Wednesday, September 27, 2006

So the Vassar student government election results came in today... and...

Wow... you actually thought that I would run for student government? For shame, for shame. Beaurocracy is not my game.

However, I did find the election results to be particularly interesting. Vassar has a run-off system, where when you vote you list your top three candidates for each position, and if your first choice candidate has the least amount of votes in any "stage", then your vote goes to your next candidate. Each "stage" eliminates one candidate. Astute readers know what that means: the computer system that does the calculations is able to tell who got last place, second-to-last place, all the way up to first place.

But here's the kicker. They posted all of those calculations of a public web site. Yes, that's right, I can click on that page and find out who got last place in every one of the elections, and, yes, by how much. Even better, since facebook is so rampant and everybody has one, I can simply copy-paste their name into a facebook search and look at their profile. "Guess this one wasn't quite pretty enough," or, "he should have gone with the clean shaven look for his profile picture," immediately popped into mind. A middle school could have a field day with this system.

Anyway, one of the most effective tools I have ever seen to revel in other's (albeit small) failures. Instant self-esteem booster. A great way to look at election results, Vassar College. This blog lauds your efforts.

Tuesday, September 12, 2006

One day later

Yesterday I went through an entire day of september 11 without hearing about the attacks on the world trade towers once. I read opinions//stories about it in writing, but nothing in person. I guess it just comes down to there being nothing to say about it. It sucked. That's it.

On a side note, I was also internally pissed for a couple of minutes that we didn't have a holiday to celebrate what happened, but then I realized that that would have been somehow playing into what the terrorists wanted in a way (although it's hard to say what they wanted to do by killing so many innocent people). If they hate capitalism, then not working is acquiesing to their beliefs in a way. Indeed, from then on I set out to make sure that I put extra effort into everything I did yesterday. A great way to avoid procrastination.

Monday, September 4, 2006

Steve Irwin: The Man, The Myth, The Legend

Famous crocodile hunter Steve Irwin died today of an apparent sting ray stinger to the heart. It's pretty amazing what has happened since his death, just about everybody I talked to liked the guy in some way. His enthusiasm and geniune nature made just about no one be annoyed by him which is pretty impressive in show biz. I bet that'd be the way he'd want to go out too, in the field doing what he loved.

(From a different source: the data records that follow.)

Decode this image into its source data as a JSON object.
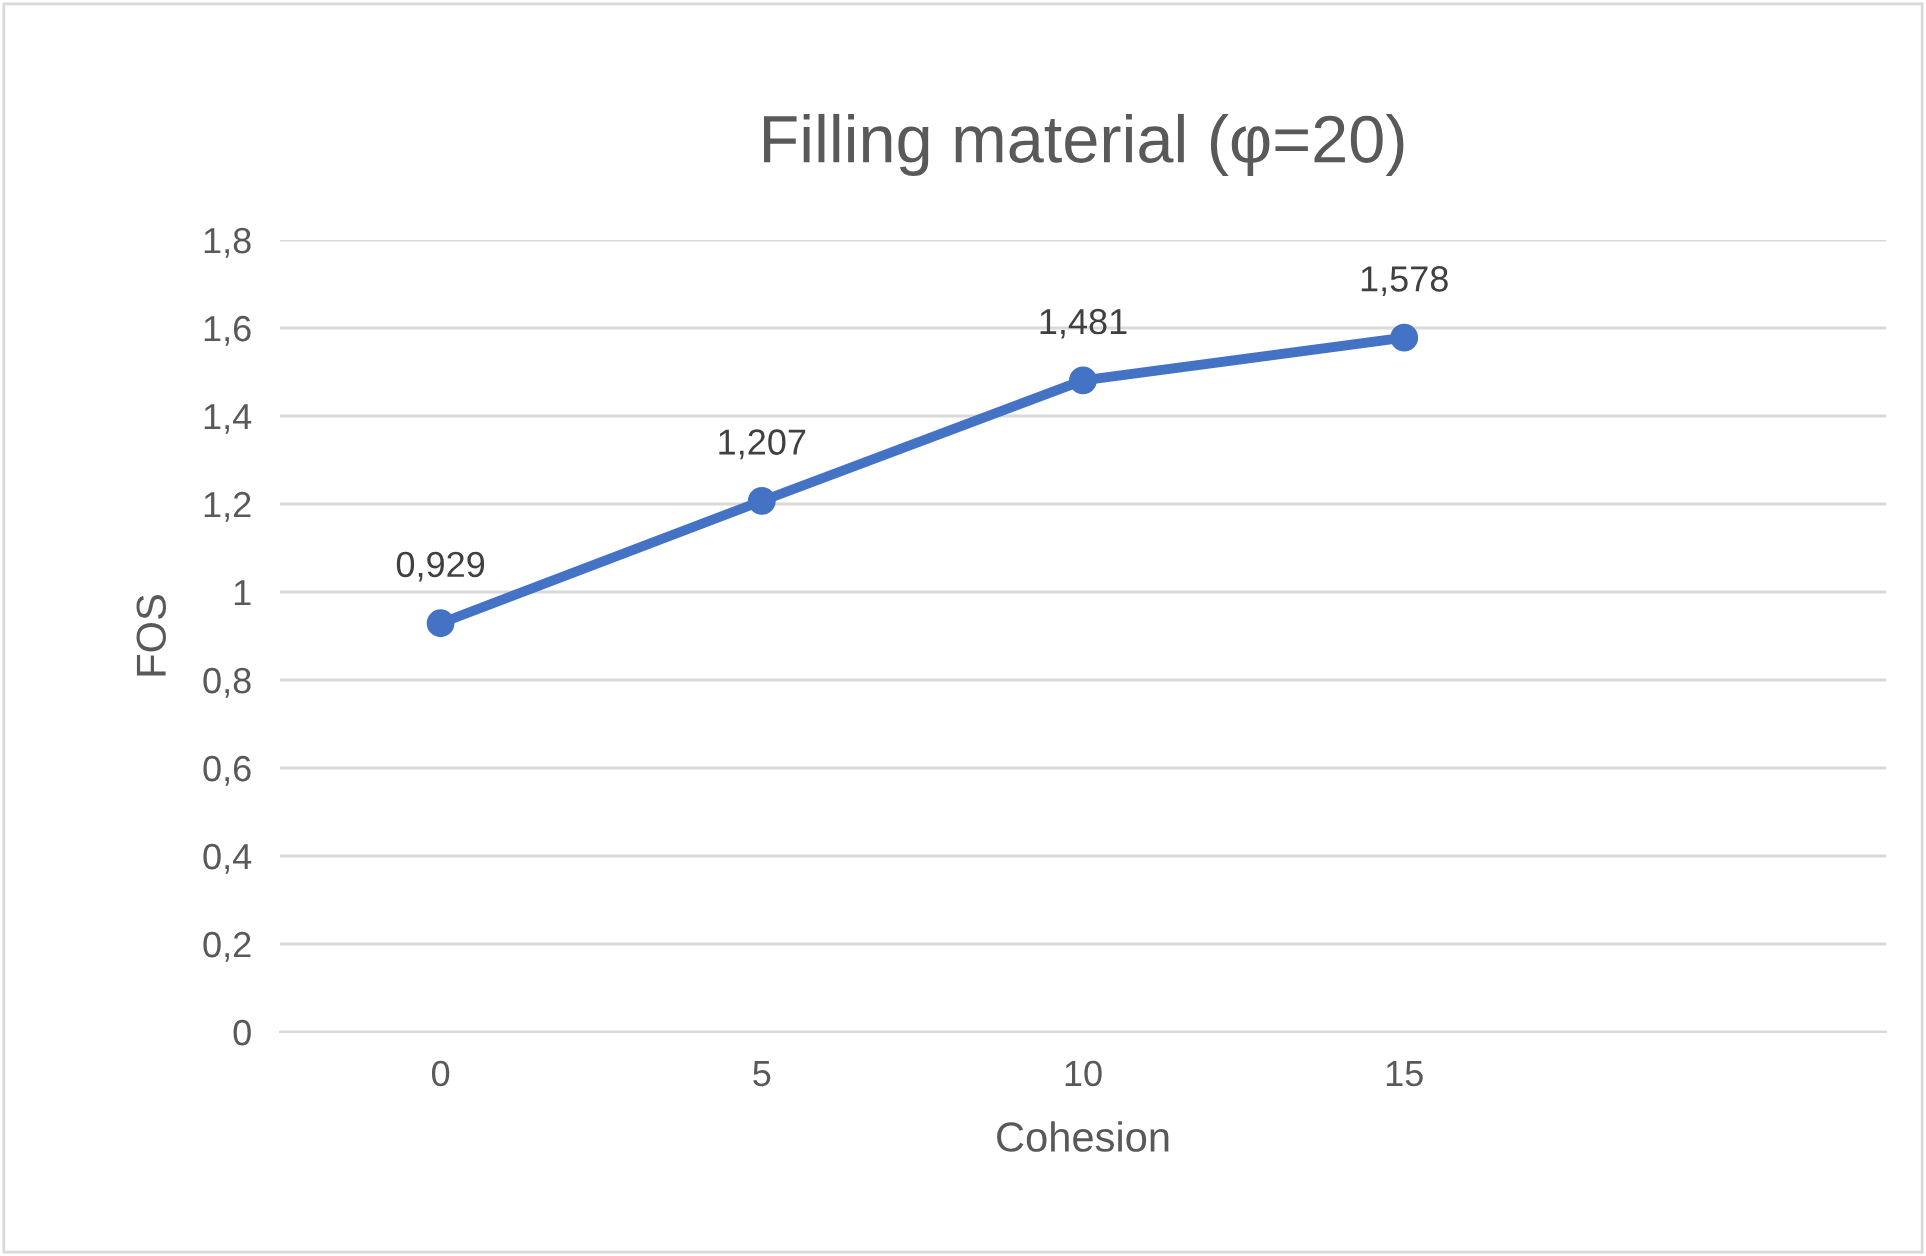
{
  "chart_data": {
    "type": "line",
    "title": "Filling material (φ=20)",
    "xlabel": "Cohesion",
    "ylabel": "FOS",
    "categories": [
      "0",
      "5",
      "10",
      "15",
      null
    ],
    "series": [
      {
        "color": "#4472c4",
        "values": [
          0.929,
          1.207,
          1.481,
          1.578,
          null
        ],
        "value_labels": [
          "0,929",
          "1,207",
          "1,481",
          "1,578",
          null
        ]
      }
    ],
    "ylim": [
      0,
      1.8
    ],
    "yticks": [
      0,
      {
        "value": 0.2,
        "label": "0,2"
      },
      {
        "value": 0.4,
        "label": "0,4"
      },
      {
        "value": 0.6,
        "label": "0,6"
      },
      {
        "value": 0.8,
        "label": "0,8"
      },
      1,
      {
        "value": 1.2,
        "label": "1,2"
      },
      {
        "value": 1.4,
        "label": "1,4"
      },
      {
        "value": 1.6,
        "label": "1,6"
      },
      {
        "value": 1.8,
        "label": "1,8"
      }
    ],
    "grid": "y",
    "marker": "circle",
    "line_style": "solid",
    "legend": false
  }
}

Anyway, I will always remember where I was when I found out that Steve Irwin the crocodile hunter died: downstairs in my basement doing my laundry for the first time in my life. Coincidence? You tell me. All I'm saying is that I'm not sure that it's worth the risk.

Friday, September 1, 2006

Informative article about Grigori Perelman, the man who refused the Field's Medal

The Field's medal, according to wikipedia, is the "noble prize" of mathematics, only awarded once every 4 years to 2, 3, or 4 mathemeticians. Anyway, this article from the New Yorker describes the reasons that Grigori Perelman refused it. One reason, as the article quotes Mikhail Gromov (another Russian mathmetician), "the ideal scientist does science and cares about nothing else." Another reason that Perelman refused it appears to be that he was upset with the mathematics community because they were not being "honest" and playing politics instead of doing math. By turning down the award Perelman (who lives with his mother and is unquestionably strange--he lets his fingernails grow without trimming them, for example) is giving up financial gain as well as an oppurtunity to be recognized for what he has done.

While he has been made fun of in some arenas, his reasoning appears to me to be pure and well-intentioned. The problem that he helped to solve, by the way, The Poincaré conjecture, has been unsolved for 106 years and is invaluable to the field of mathematics. It will likely help many other scientists solve problems in their own respective fields.

There's some quality about keeping your head down to your work that I respect a great deal. Keep doing what you do, Grigori. We'll try to stay out of your way.